Pinta tu raya ¿Cómo ponerle límites a tu familia?

Por: Sofía Leviaguirre

¿Los amas con todo tu corazón pero ya no los aguantas? Así es como puedes ponerle límites a tu familia sin perder el contacto.

Nuestra familia puede ser nuestro lugar seguro, pero también puede ser la fuente de ansiedad más fuerte del mundo. Porque ser familia no justifica que critiquen tu relación, cómo educas a tus hijos, o cómo decides vivir tu vida. Pero tampoco tienes por qué sacarlos por completo de tu vida. Lo que tienes que hacer es aprender cómo ponerle límites a tu familia.

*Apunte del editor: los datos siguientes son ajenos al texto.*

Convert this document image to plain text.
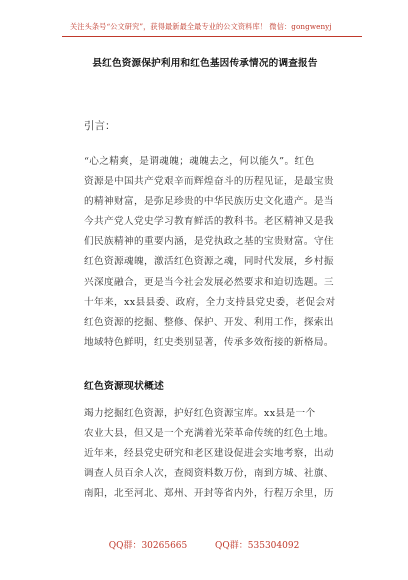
关注头条号“公文研究”，获得最新最全最专业的公文资料库！ 微信：gongwenyj
县红色资源保护利用和红色基因传承情况的调查报告
引言：
“心之精爽，是谓魂魄；魂魄去之，何以能久”。红色
资源是中国共产党艰辛而辉煌奋斗的历程见证，是最宝贵
的精神财富，是弥足珍贵的中华民族历史文化遗产。是当
今共产党人党史学习教育鲜活的教科书。老区精神又是我
们民族精神的重要内涵，是党执政之基的宝贵财富。守住
红色资源魂魄，激活红色资源之魂，同时代发展，乡村振
兴深度融合，更是当今社会发展必然要求和迫切选题。三
十年来，xx县县委、政府，全力支持县党史委，老促会对
红色资源的挖掘、整修、保护、开发、利用工作，探索出
地域特色鲜明，红史类别显著，传承多效衔接的新格局。
红色资源现状概述
竭力挖掘红色资源，护好红色资源宝库。xx县是一个
农业大县，但又是一个充满着光荣革命传统的红色土地。
近年来，经县党史研究和老区建设促进会实地考察，出动
调查人员百余人次，查阅资料数万份，南到方城、社旗、
南阳，北至河北、郑州、开封等省内外，行程万余里，历
QQ群：30265665	QQ群：535304092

¿Cómo ponerle límites a tu familia?

El psicólogo Mario Guerra dice que poner límites no significa dejar de querer a alguien, y vaya que tiene razón. Por eso existe la frase “te quiero, aunque no siempre me caigas bien”, o más poderosa en inglés, “I love you I just don’t like you”. Amar a tu familia y no tener ganas de verlos es completamente normal. Significa que tienes que poner límites claros para mantener la paz. Y ojo, porque no solo hablamos de tus papás, tíos, o primos, también aplica para tu familia política.

Poner límites no te hace mala persona

Una de las principales razones por las que no ponemos límites familiares es la culpa. Existe la idea de que decirle “no” a nuestra familia es una falta de respeto. Pero tener una relación cercana no tiene por qué ser sinónimo de dejarte pisotear. Puedes amar profundamente a tu familia y, al mismo tiempo, decidir qué les compartes, cuándo quieres verlos o qué decisiones personales prefieres tomar sin consultarlos. Poner límites es también poner las reglas del juego para relacionarse sanamente. A la larga, les conviene a todos.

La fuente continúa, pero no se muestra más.